After I left that appointment, I went into a sabbatical year and was broke broke broke for a year, so I told myself I didn’t have to do my not-buying fast anymore. And since then, I’ve thought of it every year, but always found some reason not to do it. Until this year. For months, I’ve been planning to not-buy again this Lent. And then, as Lent drew near, I almost backed out. I forgot that I had plans with some friends mid-Lent for an overnight and lunch, which would mean spending outside my rules, and so I almost said, “Oh, I’ll just skip it.” I forgot about my twice-monthly lunch meetings at a restaurant in town, and almost ditched my whole plan. And then I realized these were most definitely sure signs of how much I needed to engage in this fast: I was looking for excuses. I can most definitely just not eat lunch while I’m at the restaurant in town. Problem solved. And I can make an exception for my overnight with the friends I rarely get to see in person without scrapping my entire set of Lenten plans. A Lenten discipline isn’t about the letter of the law, but the heart, the intention, how I might repent, change my heart, be re-formed, right? No more excuses! 
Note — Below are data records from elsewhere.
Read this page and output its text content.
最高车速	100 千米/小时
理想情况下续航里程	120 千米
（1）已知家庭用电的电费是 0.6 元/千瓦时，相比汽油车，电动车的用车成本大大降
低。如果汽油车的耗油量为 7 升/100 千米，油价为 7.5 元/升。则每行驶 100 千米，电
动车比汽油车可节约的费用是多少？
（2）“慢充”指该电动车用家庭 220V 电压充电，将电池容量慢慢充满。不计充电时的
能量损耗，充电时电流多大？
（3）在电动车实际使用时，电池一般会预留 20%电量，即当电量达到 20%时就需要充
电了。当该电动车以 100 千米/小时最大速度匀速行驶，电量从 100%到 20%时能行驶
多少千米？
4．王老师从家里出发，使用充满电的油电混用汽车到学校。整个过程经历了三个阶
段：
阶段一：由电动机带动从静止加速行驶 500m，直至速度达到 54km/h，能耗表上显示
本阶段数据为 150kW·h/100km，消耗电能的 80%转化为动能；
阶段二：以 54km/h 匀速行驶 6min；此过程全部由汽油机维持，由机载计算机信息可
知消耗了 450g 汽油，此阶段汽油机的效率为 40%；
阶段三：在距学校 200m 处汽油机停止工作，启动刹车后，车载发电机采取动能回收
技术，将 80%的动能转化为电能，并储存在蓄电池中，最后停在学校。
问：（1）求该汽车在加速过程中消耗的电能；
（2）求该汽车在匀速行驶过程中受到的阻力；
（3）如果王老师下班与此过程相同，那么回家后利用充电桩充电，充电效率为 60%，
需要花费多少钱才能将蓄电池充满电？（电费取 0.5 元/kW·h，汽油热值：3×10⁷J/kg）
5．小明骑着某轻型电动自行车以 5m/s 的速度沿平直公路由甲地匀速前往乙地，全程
So, here I am, not-buying again this Lent. I’ve hesitated making a whole post about it, because Jesus has some stuff to say about making a show of our penitence, and because sometimes folks feel compelled to buy me stuff. Don’t worry, I’m ok, I swear! But I decided to share because 1) I need accountability, and I can better stick to my plan if you all know I’m doing it! And 2) because I think capitalism and consumerism have such holds on us that maybe you all might find my reflections this season helpful too. I’ve decided to try to keep a log this Lent of all the times I think about buying something that’s not on my list. (I give myself a pass if I’m thinking about ok things like groceries!) We’re two - two! - days into Lent, and I already have ten - ten! - instances on my list where I thought, “I want that.” Only one was close to a need - I thought about new socks as I discarded yet another one with a giant tear in it. More than half were times when I saw something on Facebook or Instagram that I wanted. Oof. I’m trying to curb my mindless scrolling, because I don’t like typing entries on my “I wanted to buy it” list. I’m hoping, praying that by the end of Lent, my entries will be less frequent. 

The first sermon I ever preached was on the Parable of the Rich Fool in Luke 12. Jesus says, “‘Take care! Be on your guard against all kinds of greed; for one’s life does not consist in the abundance of possessions.” (Luke 12:15, NRSV) His words have stayed with me ever since, calling me to a different way. Will I listen?